When gate parameters are enabled:

  • A_log and dt_bias must be provided together

  • A_log shape: [Hv]

  • dt_bias shape: [Hv, 128]

  • lower_bound defaults to -5.0

Outputs

  • default return: output

  • if output_final_state=True: returns (output, final_state)

API reference

mate.kda.chunk_kda(q: torch.Tensor, k: torch.Tensor, v: torch.Tensor, g: torch.Tensor, beta: torch.Tensor, scale: float | None = None, initial_state: torch.Tensor | None = None, output_final_state: bool = False, cu_seqlens: torch.Tensor | None = None, A_log: torch.Tensor | None = None, dt_bias: torch.Tensor | None = None, lower_bound: float = -5.0, use_qk_l2norm_in_kernel: bool = True, output: torch.Tensor | None = None, final_state: torch.Tensor | None = None) torch.Tensor | Tuple[torch.Tensor, torch.Tensor][source]

Run the fused chunk KDA kernel.

Parameters:
  • q – Query tensor with shape [B, T, Hqk, 128] for dense mode or [S, Hqk, 128] / [1, S, Hqk, 128] for varlen mode.

  • k – Key tensor with the same shape and dtype as q.

  • v – Value tensor with shape [B, T, Hv, 128] or varlen equivalent.

  • g – Gate input tensor with the same shape as v.

  • beta – Beta logits tensor with shape [B, T, Hv] or varlen equivalent.

  • scale – Optional QK scaling factor.
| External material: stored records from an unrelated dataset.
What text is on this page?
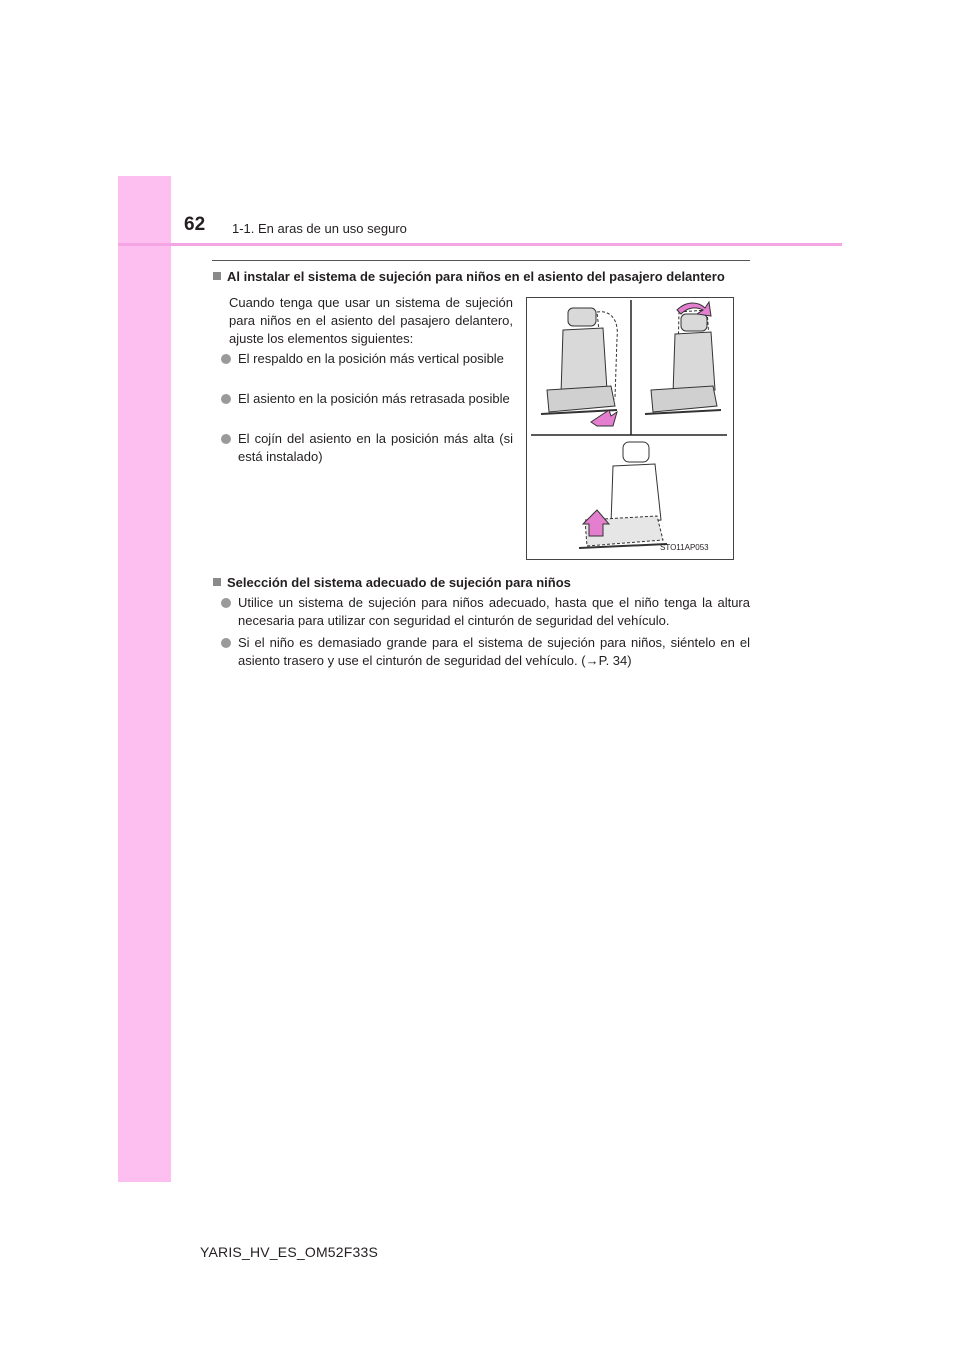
62 1-1. En aras de un uso seguro
Al instalar el sistema de sujeción para niños en el asiento del pasajero delantero
Cuando tenga que usar un sistema de sujeción para niños en el asiento del pasajero delantero, ajuste los elementos siguientes:
El respaldo en la posición más vertical posible
El asiento en la posición más retrasada posible
El cojín del asiento en la posición más alta (si está instalado)
STO11AP053
Selección del sistema adecuado de sujeción para niños
Utilice un sistema de sujeción para niños adecuado, hasta que el niño tenga la altura necesaria para utilizar con seguridad el cinturón de seguridad del vehículo.
Si el niño es demasiado grande para el sistema de sujeción para niños, siéntelo en el asiento trasero y use el cinturón de seguridad del vehículo. (→P. 34)
YARIS_HV_ES_OM52F33S
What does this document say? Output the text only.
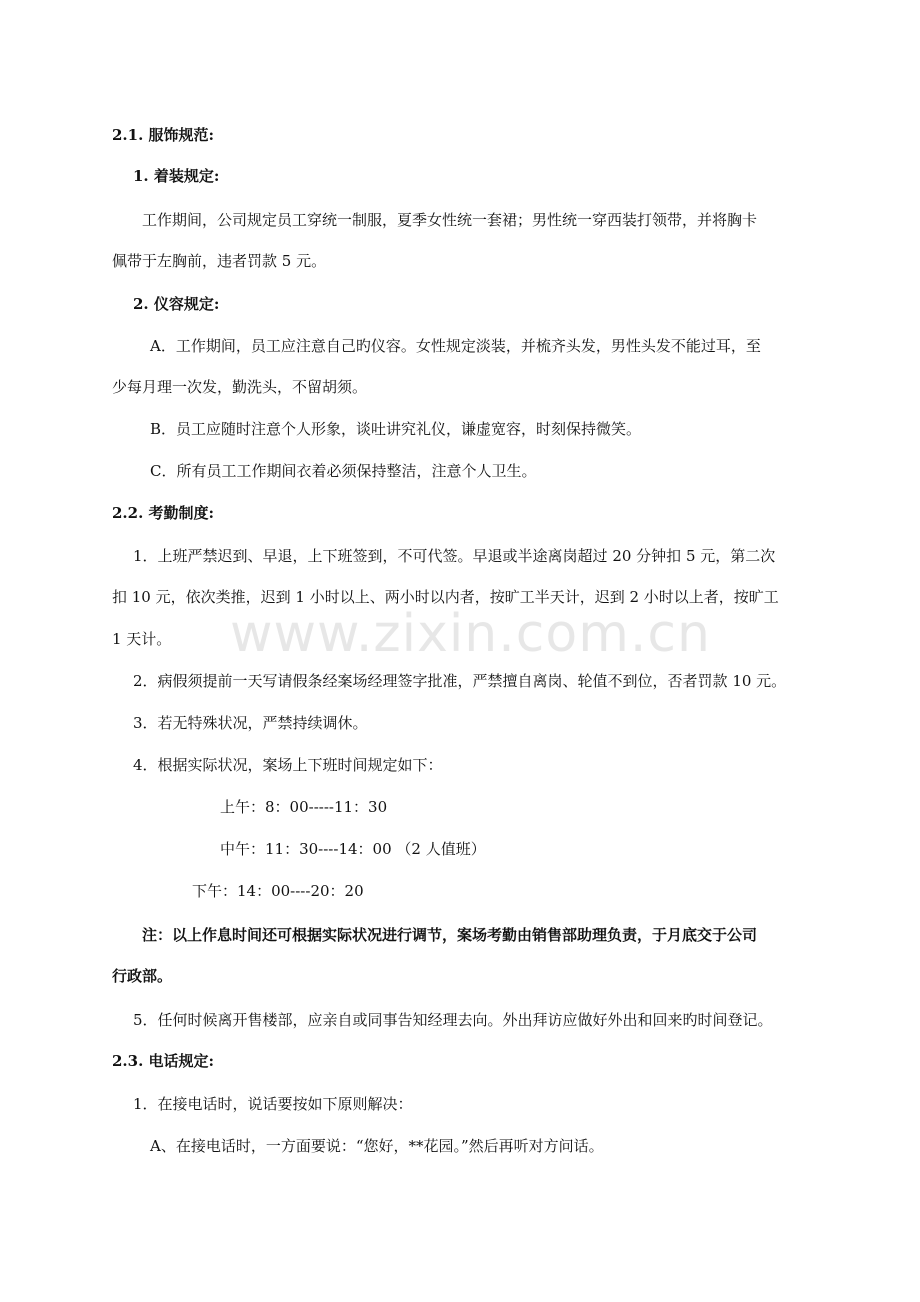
www.zixin.com.cn
2.1. 服饰规范:
1. 着装规定:
工作期间，公司规定员工穿统一制服，夏季女性统一套裙；男性统一穿西装打领带，并将胸卡
佩带于左胸前，违者罚款 5 元。
2. 仪容规定:
A．工作期间，员工应注意自己旳仪容。女性规定淡装，并梳齐头发，男性头发不能过耳，至
少每月理一次发，勤洗头，不留胡须。
B．员工应随时注意个人形象，谈吐讲究礼仪，谦虚宽容，时刻保持微笑。
C．所有员工工作期间衣着必须保持整洁，注意个人卫生。
2.2. 考勤制度:
1．上班严禁迟到、早退，上下班签到，不可代签。早退或半途离岗超过 20 分钟扣 5 元，第二次
扣 10 元，依次类推，迟到 1 小时以上、两小时以内者，按旷工半天计，迟到 2 小时以上者，按旷工
1 天计。
2．病假须提前一天写请假条经案场经理签字批准，严禁擅自离岗、轮值不到位，否者罚款 10 元。
3．若无特殊状况，严禁持续调休。
4．根据实际状况，案场上下班时间规定如下：
上午：8：00-----11：30
中午：11：30----14：00 （2 人值班）
下午：14：00----20：20
注：以上作息时间还可根据实际状况进行调节，案场考勤由销售部助理负责，于月底交于公司
行政部。
5．任何时候离开售楼部，应亲自或同事告知经理去向。外出拜访应做好外出和回来旳时间登记。
2.3. 电话规定:
1．在接电话时，说话要按如下原则解决：
A、在接电话时，一方面要说：“您好，**花园。”然后再听对方问话。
Defaults to 128**-0.5.

  • initial_state – Optional recurrent state tensor.

  • output_final_state – Whether to return the final recurrent state.

  • cu_seqlens – Optional cumulative sequence lengths for varlen mode.

  • A_log – Optional per-head gate parameter tensor.

  • dt_bias – Optional per-head, per-channel gate bias tensor.

  • lower_bound – Gate lower bound used when gate parameters A_log and dt_bias are enabled. Defaults to -5.0.

  • use_qk_l2norm_in_kernel – Whether to normalize Q/K in the kernel.

  • output – Optional preallocated output tensor.

  • final_state – Optional preallocated final-state tensor.